Toward Competition in Local Telephony.
Ford, George S.
Despite its brevity, this book covers many relevant topics associated
with the move toward a more competitive environment in local exchange
telecommunications markets. The authors are capable and respected
experts on the law and economics of local exchange telecommunications
policy. While there are many other books and articles covering these
topics in a more thorough manner, the consensus style of this book is
indeed a contribution to the policy debate, and will aid those less
familiar with the regulation of telecommunications common carriers
decipher many of the pertinent regulatory and technological
characteristics of the industry. The manner in which the topics are
covered is accessible to most readers. Unfortunately, the size of the
book does not permit a complete analysis of the topics covered, but full
exposition of a single regulatory issue in common carrier regulation
would fill many books of this size.
The purpose of the book, as stated by the authors, is to describe in
nontechnical terms the theoretical basis for reforms that regulators
have undertaken, or are soon to undertake, in markets characterized by
economies of scale and scope. Specifically, the book attempts to specify
those regulatory policies and institutions of the day that need be
modified or abolished in order to expedite the move toward competition
in local exchange telecommunications markets. The central theme of the
book is no surprise - the combination of well designed regulations and
an open entry policy will advance competition in local exchange
telecommunications markets. In short, pare down regulation and let the
market sort out the winners and the losers. The authors do not, however,
blindly assert that competition will, or can, evolve in every market or
submarket.
The second chapter of the book contains a brief overview of the
current status and prospective sources of competition in local exchange
telecommunications markets including wireless services, cable telephony,
and competitive access providers. The next four chapters provide a
discussion of the basic principles of regulation at both a general level
and specifically relating to local exchange telecommunications markets
such as price floors and ceilings, Ramsey prices, predatory pricing,
cross-subsidization, economies of scale and scope, and price-cap
regulation. Those unfamiliar with the economic ideas and terminology
employed in local exchange telecommunications regulation will find these
short chapters an excellent introduction to the basic principles of
local exchange telecommunications economics. The style in which the
ideas are presented makes them accessible not only to economists but
also to attorneys and policy makers.
Many readers will get the impression that the book was motivated
around Chapter Seven, "The Pricing of Inputs Sold to
Competitors." The authors would not be mistaken by doing so.

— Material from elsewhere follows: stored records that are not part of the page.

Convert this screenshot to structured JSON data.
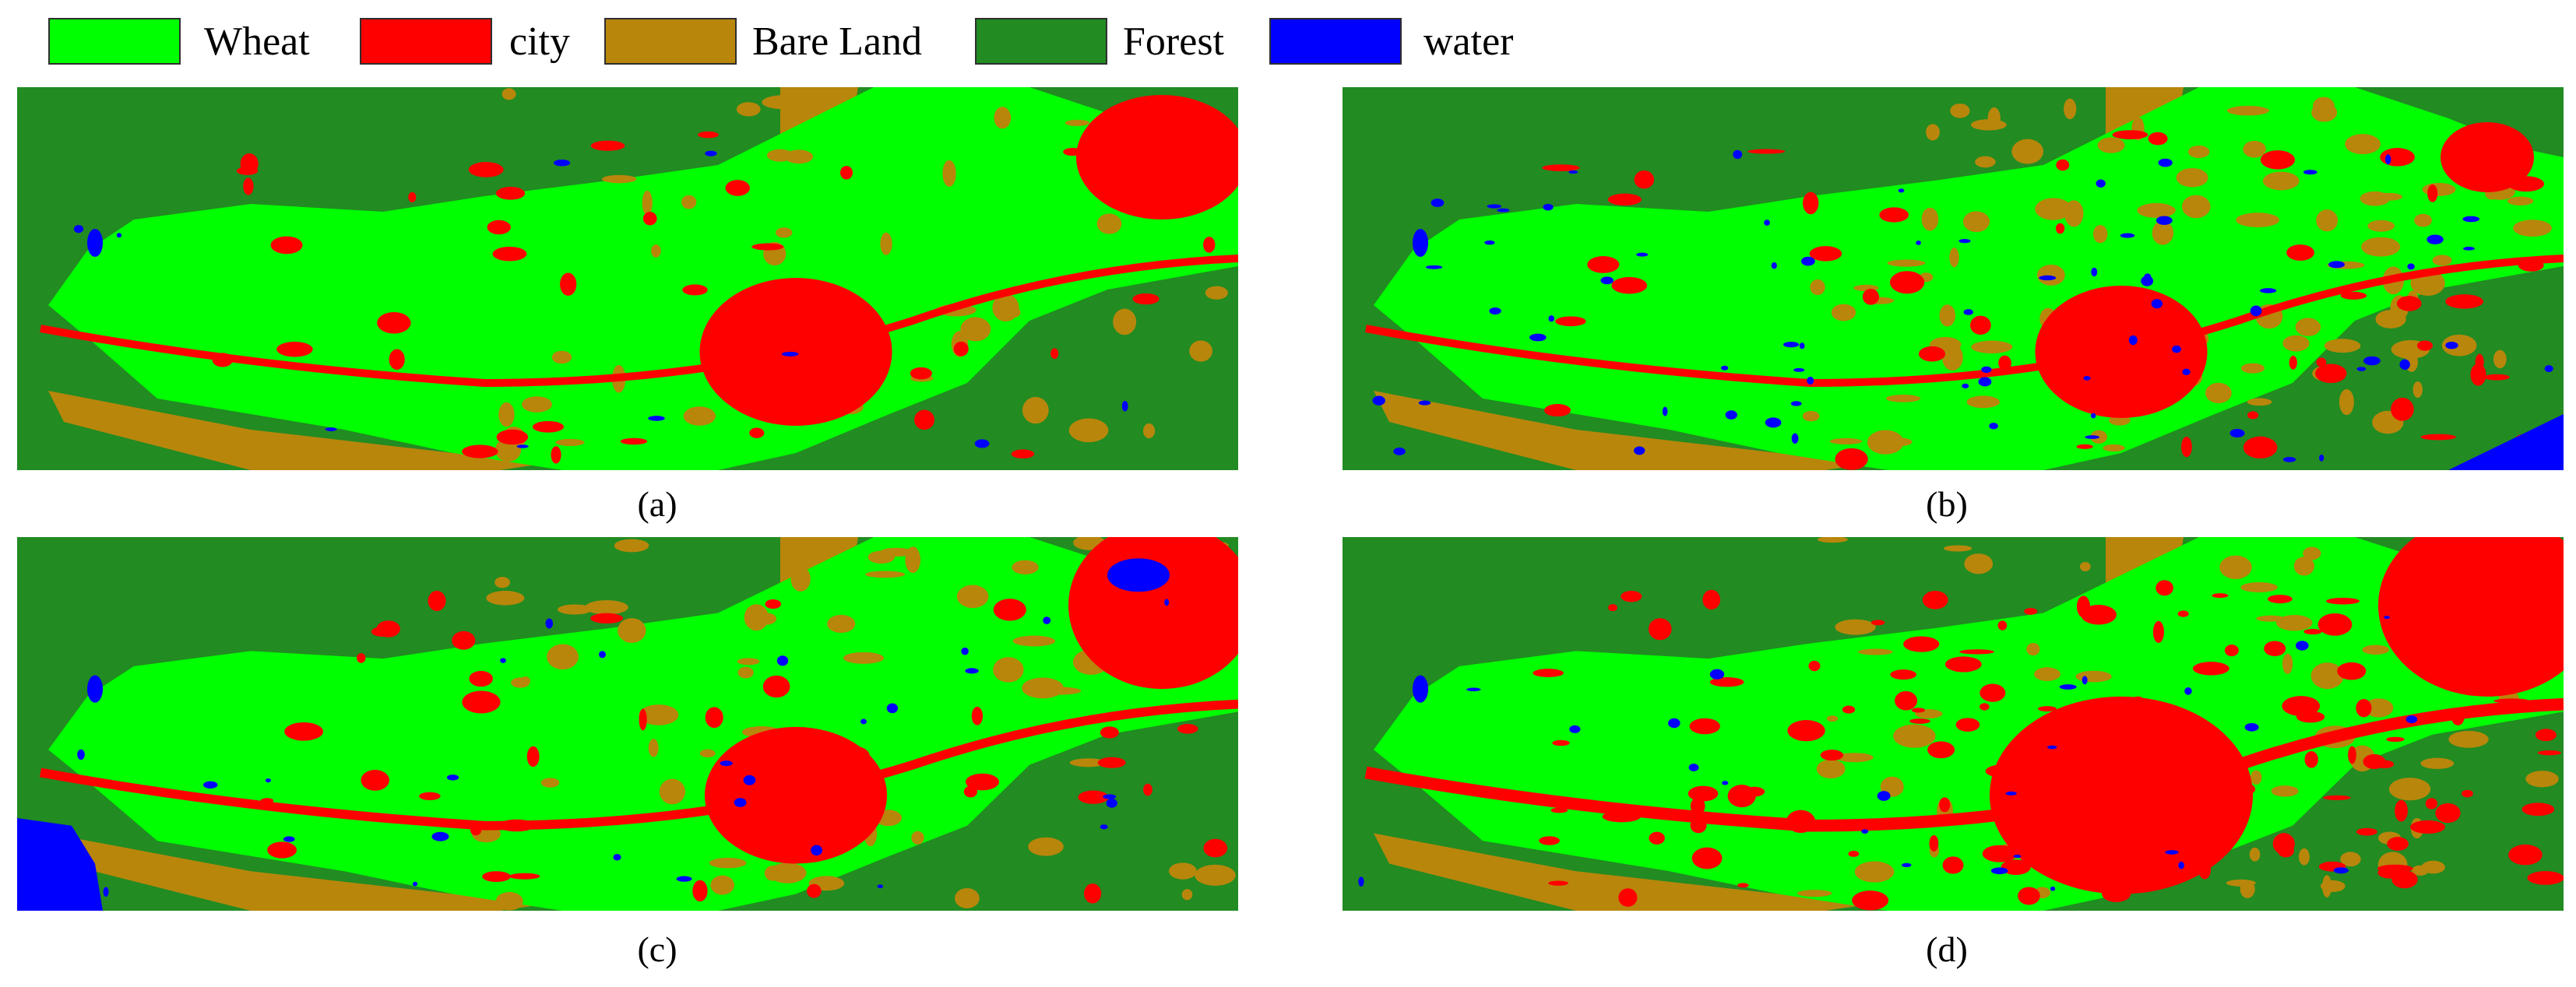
{
  "colors": {
    "wheat": "#00ff00",
    "city": "#ff0000",
    "bare_land": "#b8860b",
    "forest": "#228b22",
    "water": "#0000ff"
  },
  "legend": [
    {
      "key": "wheat",
      "label": "Wheat"
    },
    {
      "key": "city",
      "label": "city"
    },
    {
      "key": "bare_land",
      "label": "Bare Land"
    },
    {
      "key": "forest",
      "label": "Forest"
    },
    {
      "key": "water",
      "label": "water"
    }
  ],
  "panels": [
    {
      "id": "a",
      "caption": "(a)"
    },
    {
      "id": "b",
      "caption": "(b)"
    },
    {
      "id": "c",
      "caption": "(c)"
    },
    {
      "id": "d",
      "caption": "(d)"
    }
  ]
}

Designing the terms and conditions for the sale of the local exchange
carrier's bottleneck facilities, bundled or unbundled, to
competitors is one of the most difficult tasks facing regulators today.
The authors assert that inputs sold to competitors should be priced
according to the component-pricing rule. The component-pricing rule
states that the prices competitors pay for bottleneck facilities should
equal the average incremental cost of the facility, including any
incremental opportunity cost. The incremental opportunity cost is
measured by the contribution of the sale of the service or facility to
the local exchange carrier's common cost forgone by providing the
service or facility to its rival. It is quite possible that foregone monopoly profits will be included in that incremental opportunity cost.
The authors do not fail to realize this and suggest that this is not a
failure of the pricing rule, but rather of the regulator's
inability to reduce the local exchange carrier's profits on
services to competitive levels. But regulators have never been able to
reduce profits to normal levels and will not likely learn to do so in
the future. In fact, there is little reason to believe that it is in the
interest of a regulator to do so. Even if the regulator refuses to
recognize lost profits as opportunity costs, the information required to
filter out those profits lies principally in the hands of the local
exchange carrier. Suspending debate of its efficiency properties, the
application of the component pricing rule is likely to be unworkable.
In chapter eight, the authors present their policy recommendations
calculated to promote competitive entry in local exchange
telecommunications. The list includes, for example, removing legal
barriers to entry, unbundling facilities and providing them at
reasonable terms, number portability, separate subsidiary arrangements,
more spectrum for wireless services, and so forth. It was disappointing
that a discussion of an alternative method of price cap regulation based
on grouping network functionality rather than arbitrarily defined
services was reduced to a single paragraph in the book's final
chapter. Indeed, the ability of local exchange carriers to game the
regulatory system by defining and redefining "services," which
for all practical purposes are identical and amount to nothing more than
the transport of bits of information, will serve to check the growth of
competition in local exchange markets.
While there are no surprises in this book, neither are their many
sources available that concisely cover so many of the relevant topics in
the local exchange telecommunications industry today. At a minimum, the
book is an excellent introduction to local exchange telecommunication
terminology and basic principles. The book is short enough so that the
reader can escape the inevitable boredom always looming about
discussions of common carrier telecommunications regulation. The book
will also expose its readers to the right questions and potentially to
some right answers. If regulatory processes were at least half-heartily
directed to the goal of economic efficiency, the book would be
considerably more useful - but this is no fault of the authors.
George S. Ford Federal Communications Commission(*)
* The views expressed are those of the author and do not necessarily
express those of the Federal Communications Commission.